Iceland may consistently outscore other countries on the gender equality index, but the index only measures access to education, health services, and participation in both the labor market and political arena. What is notably absent is the rate of sex-related crimes, harassment, and abuse that often plagues women. “[Iceland] is still a culture contaminated by sexism and misogyny,” says Marinosdottir, woefully.
As an example, Icelandic Parliament’s Brynjólfsdóttir pointed to an event that happened within the government in late 2018, when seven politicians were recorded speaking about female colleagues in lewd and sexist terms. The politicians apologized, but only two were removed from office.
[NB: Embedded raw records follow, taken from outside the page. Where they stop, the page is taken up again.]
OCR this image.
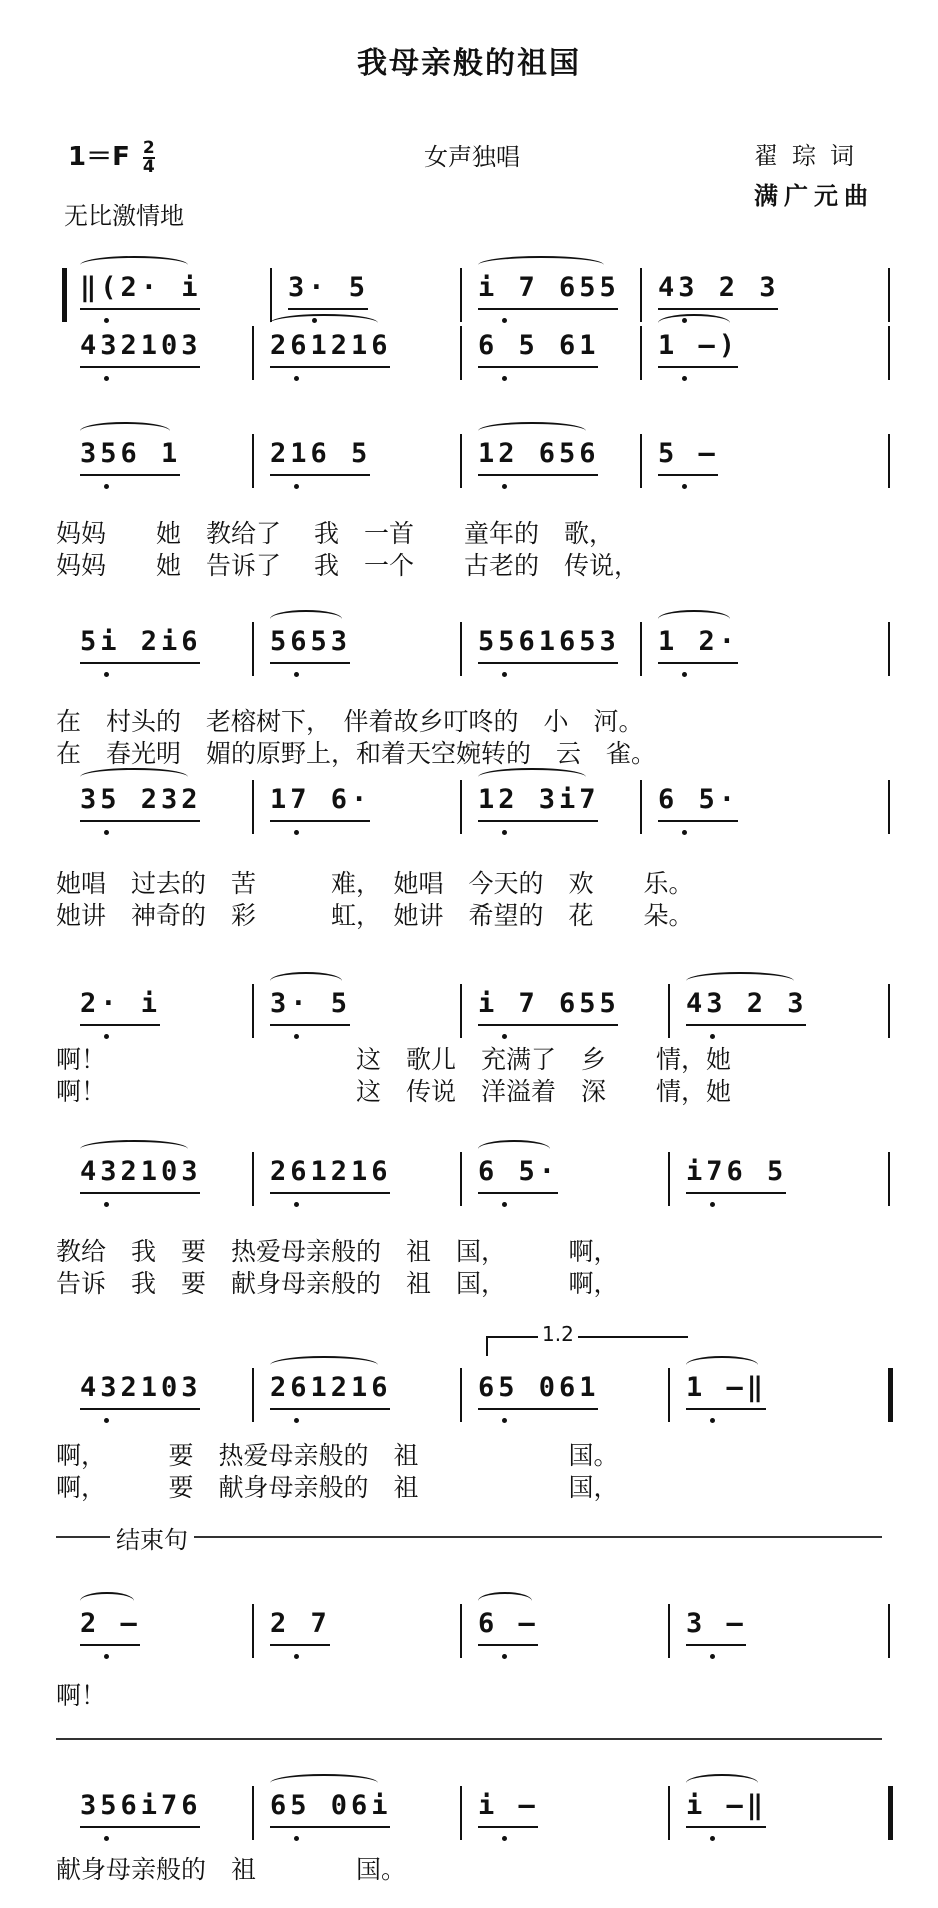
我母亲般的祖国
$1=F \frac{2}{4}$	女声独唱	翟琮词
满广元曲
无比激情地
‖(2· i	3· 5	i 7 655	43 2 3
432103	261216	6 5 61	1 —)
356 1	216 5	12 656	5 —
5i 2i6	5653	5561653	1 2·
35 232	17 6·	12 3i7	6 5·
2· i	3· 5	i 7 655	43 2 3
432103	261216	6 5·	i76 5
432103	261216	65 061	1 —‖
2 —	2 7	6 —	3 —
356i76	65 06i	i —	i —‖
妈妈　　她　教给了　 我　一首　　童年的　歌，
妈妈　　她　告诉了　 我　一个　　古老的　传说，
在　村头的　老榕树下，　伴着故乡叮咚的　小　河。
在　春光明　媚的原野上，和着天空婉转的　云　雀。
她唱　过去的　苦　　　难，　她唱　今天的　欢　　乐。
她讲　神奇的　彩　　　虹，　她讲　希望的　花　　朵。
啊！　　　　　　　　　　这　歌儿　充满了　乡　　情，她
啊！　　　　　　　　　　这　传说　洋溢着　深　　情，她
教给　我　要　热爱母亲般的　祖　国，　　　啊，
告诉　我　要　献身母亲般的　祖　国，　　　啊，
啊，　　　要　热爱母亲般的　祖　　　　　　国。
啊，　　　要　献身母亲般的　祖　　　　　　国，
啊！
献身母亲般的　祖　　　　国。
1.2
结束句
The rest took time off, but continue to serve today.
During my time in Iceland, I was joined by a 20-year-old activist and former TEDx speaker, Una Torfadóttir. Torfadóttir is a musician and performance artist whose work is largely inspired by addressing gender norms. In 2015, she wrote a poem titled “Dear Girls,” which addresses issues women face daily. The poem was later turned into a dance performance. As Torfadóttir put it, although Icelandic legislation is mostly equal in terms of gender, the country still has a ways to go.
“Social change happens through generations, and one day the laws that provide women the same rights as men will no longer be needed,” she explains to me. “Equality will become the norm, the social agreement that women deserve no less than men. My generation is paving the way for the next generation to not have to worry about gendered stereotypes.”